Soğuk Savaş'ın en bariz yüzü askeri karşılaşma ve Batı'da daima coşkuyla karşılanan nükleer silahlanma yarışı olsa da, yarattığı başlıca etki bu değildi. Nükleer silahlar kullanılmadı. Nükleer güçler üç büyük savaşa girdiler (ancak birbirine karşı değil). Komünistlerin Çin'de kazandıkları zaferle sarsılan ABD ve müttefikleri (Birleşmiş Milletler kılığına bürünmüşlerdi) bölünmüş ülkenin Kuzeyindeki komünist rejimin güneye yayılmasını önlemek için 1950'de Kore'ye müdahale etttiler. Sonuç, araya çekilen bir çizgi oldu. Vietnam'da aynı hedefe bir kez daha ulaşamadılar ve kaybettiler. SSCB 1988'dc Amerikan destekli ve Pakistan'dan yardım gören gerillalara karşı Afganistan'daki dost hükümete sekiz yıl askeri destek sağladıktan sonra geri çekildi. Özetle, yüksek teknolojili pahalı silahlarla süren süper güç rekabetinin kararsız olduğu görüldü. Sürekli savaş tehditi, özellikle nükleer silahlara yönelik uluslararası barış hareketlerine yol açtı. Bu hareketler zaman zaman Avrupa'nın çeşitli yerlerinde kitle hareketleri haline geldi ve Soğuk Savaş haçlıları tarafından komünistlerin gizli silahlan olarak görüldü. Nükleer silahsızlanma hareketleri de, özgül bir savaş karşıtı hareket olmakla birlikte kararlı değildi. Vietnam Savaşı (1965-75) için askere alınmaya karşı mücadele eden genç Amerikalıların hareketi daha etkili oldu. Soğuk Savaş'ın sonunda bu hareketler, arkalarında iyi davaların anısını ve bunun yanı sıra, 1968 sonrası karşı-kültürlerin benimsedikleri anti-nükleer logoyu ve çevreciler arasında her türlü nükleer enerjiye karşı köklü bir önyargıyı ilginç çevresel yadigârlar olarak bıraktı.

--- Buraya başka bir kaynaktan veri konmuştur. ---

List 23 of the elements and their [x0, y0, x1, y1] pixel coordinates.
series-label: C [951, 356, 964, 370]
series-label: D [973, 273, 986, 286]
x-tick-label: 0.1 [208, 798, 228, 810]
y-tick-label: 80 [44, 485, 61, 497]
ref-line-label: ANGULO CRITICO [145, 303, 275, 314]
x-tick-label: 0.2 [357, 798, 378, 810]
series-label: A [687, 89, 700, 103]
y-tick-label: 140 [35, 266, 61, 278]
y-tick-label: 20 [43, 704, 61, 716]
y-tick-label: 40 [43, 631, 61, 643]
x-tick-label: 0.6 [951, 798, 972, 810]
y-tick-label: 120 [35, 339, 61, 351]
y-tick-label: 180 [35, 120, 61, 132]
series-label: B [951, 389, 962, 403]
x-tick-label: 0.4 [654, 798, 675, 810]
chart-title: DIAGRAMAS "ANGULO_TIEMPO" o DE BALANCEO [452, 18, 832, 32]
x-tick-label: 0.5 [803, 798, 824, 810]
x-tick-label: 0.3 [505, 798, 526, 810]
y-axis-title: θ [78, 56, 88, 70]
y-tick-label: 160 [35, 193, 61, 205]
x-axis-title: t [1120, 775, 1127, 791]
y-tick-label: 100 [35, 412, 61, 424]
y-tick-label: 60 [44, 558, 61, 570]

Çok daha belirgin olan, Soğuk Savaş'ın siyasal sonuçlarıydı. Soğuk Savaş süpergüçlerin denetlediği dünyayı, kısa süre içinde, birbirinden kesin biçimde ayrılan iki "kamp" şeklinde kutuplaştırdı. Savaş sırasında bütün Avrupa'ya önderlik eden ulusal anti-faşist birlik hükümetleri (anlamlı biçimde, savaşa giren üç büyük devlet, SSCB, ABD ve Britanya dışında) 1947-48'de komünist yanlısı ve anti-komünist homojen rejimlere bölündü. Batıda komünistler siyasal bakımdan toplumun dışında tutulmak üzere hükümetlerden çıkarıldılar. ABD, komünistlerin İtalya'da 1948 seçimlerini kazanmaları halinde uygulanmak üzere askeri müdahale planları hazırladı. SSCB çok partili "halk demokrasileri"nden komünist olmayanları tasfiye ederek aynı çizgiyi izledi. Bu demokrasiler bundan onra "proletarya diktatörlükleri" yani Komünist Partiler'in diktatörlükleri olarak yeniden sınıflandırıldı. Garip bir biçimde sınırlanmış ve Avrupa merkezli bir Komünist Enternasyonal ("Kominform" ya da Komünist En­formasyon Bürosu) ABD'ye karşı durmak için kuruldu, ancak 1956'da, uluslararası hararetin düştüğü bir sırada, sessizce kapatıldı.

 Doğrudan Sovyet denetimi rastlantı sonucu Finlandiya'yı dışarda bırakarak, bütün Avrupa'yı sıkıca kavradı. Finlandiya, Sovyetler'in insafına kalmış ve güçlü Komünist Partisi'ni 1948'de hükümetten çıkarmıştı. Stalin'in burada uydu bir hükümet kurmaktan neden kaçındığı hâlâ bilinmemektedir. Büyük olasılıkla Finlilerin bir kez daha silaha sarılabilecekleri düşüncesi (1939-40'ta ve 1941-44'te yaptıkları gibi) onu caydırdı, çünkü denetleyemeyeceği bir savaş riskine girmeyi kesinlikle istemiyordu. Tito'nun Yugoslavyası üzerinde Sovyet denetimi kurmayı denediyse de başarılı olamadı. Sonuç olarak Yugoslavya, 1948'de karşı tarafa ka­tılmaksızın Moskova'dan koptu.